MONTEROTONDO (Roma) – Soffrire per amore significa sentire il dolore che morde sulla carne viva, è percepire il riaffiorare di tutto ciò che nel passato è stato difficile, terribile. Soffrire per amore è come ricordare di aver sofferto, è ferirsi ancora. E’ “Ri-ferirsi”, come dice il titolo della personale di Fabio Petrelli, curata da Daniela Fabrizi e Alessandra Valentini, conclusasi domenica scorsa presso la Galleria Grafica Campioli. Le immagini esposte, una serie di corpi maschili nudi disegnati a pastello su carta, sono un grido inascoltato, un atto d’accusa, il racconto disperato di ciò che è stato e, ormai, non è più. E’ ciò che rimane di un amore dannato e irrisolvibile, per questo impossibile.

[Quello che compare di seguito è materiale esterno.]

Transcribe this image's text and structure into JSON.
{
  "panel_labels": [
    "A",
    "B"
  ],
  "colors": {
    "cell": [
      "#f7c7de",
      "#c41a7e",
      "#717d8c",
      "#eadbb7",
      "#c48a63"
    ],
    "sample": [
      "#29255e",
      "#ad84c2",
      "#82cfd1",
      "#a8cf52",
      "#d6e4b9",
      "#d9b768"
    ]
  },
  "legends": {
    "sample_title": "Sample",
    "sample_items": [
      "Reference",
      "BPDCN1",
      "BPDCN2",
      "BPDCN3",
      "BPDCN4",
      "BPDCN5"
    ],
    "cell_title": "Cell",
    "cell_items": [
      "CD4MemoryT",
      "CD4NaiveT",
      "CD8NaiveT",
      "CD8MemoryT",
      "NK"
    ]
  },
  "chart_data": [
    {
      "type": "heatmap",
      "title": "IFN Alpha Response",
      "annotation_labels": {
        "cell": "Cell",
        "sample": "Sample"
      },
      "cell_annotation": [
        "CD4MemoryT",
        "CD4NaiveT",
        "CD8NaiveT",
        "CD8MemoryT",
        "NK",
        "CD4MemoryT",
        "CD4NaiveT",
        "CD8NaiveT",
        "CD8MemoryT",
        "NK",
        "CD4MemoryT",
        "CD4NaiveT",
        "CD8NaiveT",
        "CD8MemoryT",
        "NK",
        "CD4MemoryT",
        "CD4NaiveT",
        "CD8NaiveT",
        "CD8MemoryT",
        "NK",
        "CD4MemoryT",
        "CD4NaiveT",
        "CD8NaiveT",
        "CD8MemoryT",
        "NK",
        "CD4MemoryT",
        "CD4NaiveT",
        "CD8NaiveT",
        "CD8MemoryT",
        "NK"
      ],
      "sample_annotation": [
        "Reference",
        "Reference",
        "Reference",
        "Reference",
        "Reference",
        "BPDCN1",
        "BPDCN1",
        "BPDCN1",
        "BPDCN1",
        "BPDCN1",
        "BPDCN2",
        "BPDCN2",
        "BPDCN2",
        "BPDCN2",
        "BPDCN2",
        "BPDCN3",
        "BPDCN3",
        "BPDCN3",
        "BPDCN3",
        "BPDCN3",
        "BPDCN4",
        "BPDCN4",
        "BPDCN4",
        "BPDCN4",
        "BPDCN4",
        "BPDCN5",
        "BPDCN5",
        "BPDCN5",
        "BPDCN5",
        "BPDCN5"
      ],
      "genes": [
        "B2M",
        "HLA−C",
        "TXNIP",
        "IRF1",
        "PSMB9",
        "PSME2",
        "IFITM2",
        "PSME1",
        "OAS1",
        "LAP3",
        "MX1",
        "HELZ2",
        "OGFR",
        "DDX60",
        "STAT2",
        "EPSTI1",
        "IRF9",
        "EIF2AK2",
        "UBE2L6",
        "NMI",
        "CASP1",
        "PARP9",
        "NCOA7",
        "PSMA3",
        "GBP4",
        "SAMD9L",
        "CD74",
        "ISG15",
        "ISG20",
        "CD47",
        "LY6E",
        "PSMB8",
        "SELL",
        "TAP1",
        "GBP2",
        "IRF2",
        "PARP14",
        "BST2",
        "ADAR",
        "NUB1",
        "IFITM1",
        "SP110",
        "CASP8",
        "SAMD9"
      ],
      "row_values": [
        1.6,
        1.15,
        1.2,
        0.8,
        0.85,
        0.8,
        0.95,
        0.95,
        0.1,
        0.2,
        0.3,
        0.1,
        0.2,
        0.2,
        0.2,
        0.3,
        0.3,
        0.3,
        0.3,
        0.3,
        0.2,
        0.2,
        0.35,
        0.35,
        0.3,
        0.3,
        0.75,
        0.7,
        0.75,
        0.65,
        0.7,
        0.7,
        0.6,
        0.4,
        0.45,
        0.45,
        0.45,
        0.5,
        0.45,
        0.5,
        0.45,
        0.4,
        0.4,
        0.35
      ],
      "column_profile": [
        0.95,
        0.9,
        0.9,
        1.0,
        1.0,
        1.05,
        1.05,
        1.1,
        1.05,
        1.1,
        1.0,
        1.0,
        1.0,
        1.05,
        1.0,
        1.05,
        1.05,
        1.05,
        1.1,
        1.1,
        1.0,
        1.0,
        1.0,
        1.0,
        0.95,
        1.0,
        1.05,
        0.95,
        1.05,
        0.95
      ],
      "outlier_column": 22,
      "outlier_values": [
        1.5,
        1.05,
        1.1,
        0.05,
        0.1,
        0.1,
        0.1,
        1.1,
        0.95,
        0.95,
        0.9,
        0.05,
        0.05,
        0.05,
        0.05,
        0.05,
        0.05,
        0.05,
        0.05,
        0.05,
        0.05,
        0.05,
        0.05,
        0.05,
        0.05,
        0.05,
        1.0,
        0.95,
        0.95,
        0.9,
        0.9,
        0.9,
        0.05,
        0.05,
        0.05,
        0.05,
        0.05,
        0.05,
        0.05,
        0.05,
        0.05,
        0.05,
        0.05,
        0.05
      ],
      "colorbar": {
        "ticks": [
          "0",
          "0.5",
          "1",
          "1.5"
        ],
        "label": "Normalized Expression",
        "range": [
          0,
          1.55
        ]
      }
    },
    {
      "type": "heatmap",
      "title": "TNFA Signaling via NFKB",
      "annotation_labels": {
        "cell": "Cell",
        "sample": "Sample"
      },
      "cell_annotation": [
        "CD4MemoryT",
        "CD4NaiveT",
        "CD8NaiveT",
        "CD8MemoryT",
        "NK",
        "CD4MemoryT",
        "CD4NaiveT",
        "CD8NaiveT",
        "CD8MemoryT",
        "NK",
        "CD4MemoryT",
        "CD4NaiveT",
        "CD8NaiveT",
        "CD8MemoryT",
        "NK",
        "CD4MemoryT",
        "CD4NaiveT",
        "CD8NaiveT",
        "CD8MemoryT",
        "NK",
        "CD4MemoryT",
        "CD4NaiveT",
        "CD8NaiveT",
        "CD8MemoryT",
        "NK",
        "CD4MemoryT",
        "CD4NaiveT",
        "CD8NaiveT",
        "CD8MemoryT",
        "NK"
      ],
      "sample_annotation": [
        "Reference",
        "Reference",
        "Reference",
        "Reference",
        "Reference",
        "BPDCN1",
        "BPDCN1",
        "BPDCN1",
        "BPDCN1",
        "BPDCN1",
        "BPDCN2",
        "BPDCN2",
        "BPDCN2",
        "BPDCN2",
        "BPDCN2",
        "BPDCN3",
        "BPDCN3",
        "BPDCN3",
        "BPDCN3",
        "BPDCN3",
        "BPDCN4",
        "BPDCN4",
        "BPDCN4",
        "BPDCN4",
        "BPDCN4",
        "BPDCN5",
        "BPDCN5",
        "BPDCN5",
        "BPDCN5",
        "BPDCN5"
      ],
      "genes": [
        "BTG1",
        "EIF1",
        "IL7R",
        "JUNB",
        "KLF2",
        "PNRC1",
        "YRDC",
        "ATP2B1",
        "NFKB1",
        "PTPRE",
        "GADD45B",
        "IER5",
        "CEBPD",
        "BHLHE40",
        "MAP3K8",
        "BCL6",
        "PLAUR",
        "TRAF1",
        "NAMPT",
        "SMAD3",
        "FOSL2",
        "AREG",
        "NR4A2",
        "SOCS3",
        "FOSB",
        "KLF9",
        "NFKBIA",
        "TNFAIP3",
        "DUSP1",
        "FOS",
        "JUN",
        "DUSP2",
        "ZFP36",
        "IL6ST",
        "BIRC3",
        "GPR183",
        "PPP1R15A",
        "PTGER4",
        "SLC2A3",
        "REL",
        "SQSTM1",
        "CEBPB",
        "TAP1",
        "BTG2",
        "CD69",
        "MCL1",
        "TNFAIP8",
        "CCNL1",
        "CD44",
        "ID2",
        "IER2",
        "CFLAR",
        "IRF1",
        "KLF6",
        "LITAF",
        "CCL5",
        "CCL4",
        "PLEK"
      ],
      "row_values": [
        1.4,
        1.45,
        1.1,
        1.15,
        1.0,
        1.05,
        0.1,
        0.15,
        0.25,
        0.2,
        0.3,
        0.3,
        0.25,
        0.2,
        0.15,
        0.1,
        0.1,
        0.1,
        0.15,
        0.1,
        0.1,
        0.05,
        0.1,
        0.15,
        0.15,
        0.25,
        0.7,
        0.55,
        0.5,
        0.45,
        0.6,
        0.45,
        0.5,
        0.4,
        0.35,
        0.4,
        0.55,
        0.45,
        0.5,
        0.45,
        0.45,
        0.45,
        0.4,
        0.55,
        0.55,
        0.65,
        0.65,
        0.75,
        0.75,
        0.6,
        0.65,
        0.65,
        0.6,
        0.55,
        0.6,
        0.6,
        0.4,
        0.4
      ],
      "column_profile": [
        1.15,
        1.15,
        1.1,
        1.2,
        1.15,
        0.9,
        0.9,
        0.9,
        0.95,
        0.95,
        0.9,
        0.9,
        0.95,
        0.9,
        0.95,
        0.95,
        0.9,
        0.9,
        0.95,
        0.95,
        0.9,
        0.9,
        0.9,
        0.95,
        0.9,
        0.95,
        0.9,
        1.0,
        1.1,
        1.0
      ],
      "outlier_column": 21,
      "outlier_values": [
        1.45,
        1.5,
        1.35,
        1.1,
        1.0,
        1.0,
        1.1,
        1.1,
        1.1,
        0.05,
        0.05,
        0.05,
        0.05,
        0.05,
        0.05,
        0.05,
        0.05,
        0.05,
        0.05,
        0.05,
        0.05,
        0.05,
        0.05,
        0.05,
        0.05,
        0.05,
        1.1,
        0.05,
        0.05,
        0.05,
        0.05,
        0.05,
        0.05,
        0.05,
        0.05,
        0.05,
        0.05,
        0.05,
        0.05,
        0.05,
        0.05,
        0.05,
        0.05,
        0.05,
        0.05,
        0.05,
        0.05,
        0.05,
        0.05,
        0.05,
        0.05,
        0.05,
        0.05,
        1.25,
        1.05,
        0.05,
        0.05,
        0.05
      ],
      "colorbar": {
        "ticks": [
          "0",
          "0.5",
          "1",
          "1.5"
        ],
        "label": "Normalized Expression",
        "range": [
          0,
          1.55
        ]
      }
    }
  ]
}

La relazione in questione è quella da cui l’artista sta cercando di divincolarsi disperatamente dall’estate scorsa. Lo fa disegnando, dipingendo, creando. L’ispirazione, infatti, non nasce se non da un’emozione forte e la fine di un amore lo è. Lo può essere in modo straordinario, violento, come quello vissuto da Petrelli. Quel rapporto, però, ad un certo punto si rivela fallace, finisce, e chi ha vissuto la fine di un amore sa cosa significa ritrovarsi all’improvviso senza chi c’è stato a lungo, ha vissuto con noi condividendo tutto: il vuoto sembra insanabile. Per Petrelli, però, è anche un inizio: l’inizio di un atto creativo furibondo e bellissimo, tremendo e sublime.
Nel tentativo di rappresentarsi mentre quel dolore lo vive, Petrelli disegna corpi maschili, non si esime dal rappresentare anche il suo e quello del suo ex. Anche su di sè “intarsia” delle ferite, lì dove soffre, appunto, sul cuore e, in sua corrispondenza dietro, sul dorso. Sono incisioni precise quelle che dipinge, dei tagli da cui, ad acquerello, sgorga un fiotto di sangue rosso vivo. Le figure, esposte in serie sulle pareti della Galleria Campioli, provano un dolore lancinante che fa loro spasmodicamente reclinare il capo all’indietro o, anche, le costringe a piegarsi su se stesse come a chiudersi. Allungano le braccia a cercare un sollievo che non arriverà, perché quando si soffre per amore non può arrivare aiuto da nessuno tranne che da se stessi. Un lavoro certosino, quello di descrivere corpi straziati dalla sofferenza interna – quella del cuore – ma è proprio lo scegliere le linee, i colori, le luci e le ombre di questa narrazione, che ha fatto volare via il tempo più duro di un amore finito: quello che arriva subito dopo l’abbandono.
E quindi Petrelli ha disegnato, colorato, scelto, lo ha vivisezionato questo sentimento, causa di un dolore lancinante, di ferite sanguinanti. Su quelle figurine sofferenti ha trasferito la propria sofferenza che – lui stesso lo ammette – ancora c’è è sarà difficile cancellare, a lungo. E poi, tra i tanti rappresentati, compare il suo volto, somigliantissimo, con gli occhi chiusi. C’è anche quello di lui, che ora non c’è più, con le stesse ferite. Tanto dolore ma dal dolore, si sa, nasce la poesia. Nel vernissage di questa mostra Fabio Petrelli, docente di Arte e Immagine in una scuola media di Monterotondo e in un laboratorio all’università di Tor Vergata, ha spiegato egli stesso il valore catartico dei suoi dipinti. Ha raccontato nel silenzio di un pubblico molto coinvolto, le trame del suo tormento e come esso si sia trasformato in arte. Ha spiegato il ripresentarsi, nel titolo, di un evento traumatico e violento quanto era stata la morte di sua madre due anni prima, alla quale aveva dedicato “Icone”.
L’esposizione, conclusasi domenica scorsa, è stata prorogata per il successo che ha riscosso tra gli appassionati d’arte che tutti i giorni sono stati numerosi presso la storica galleria eretina.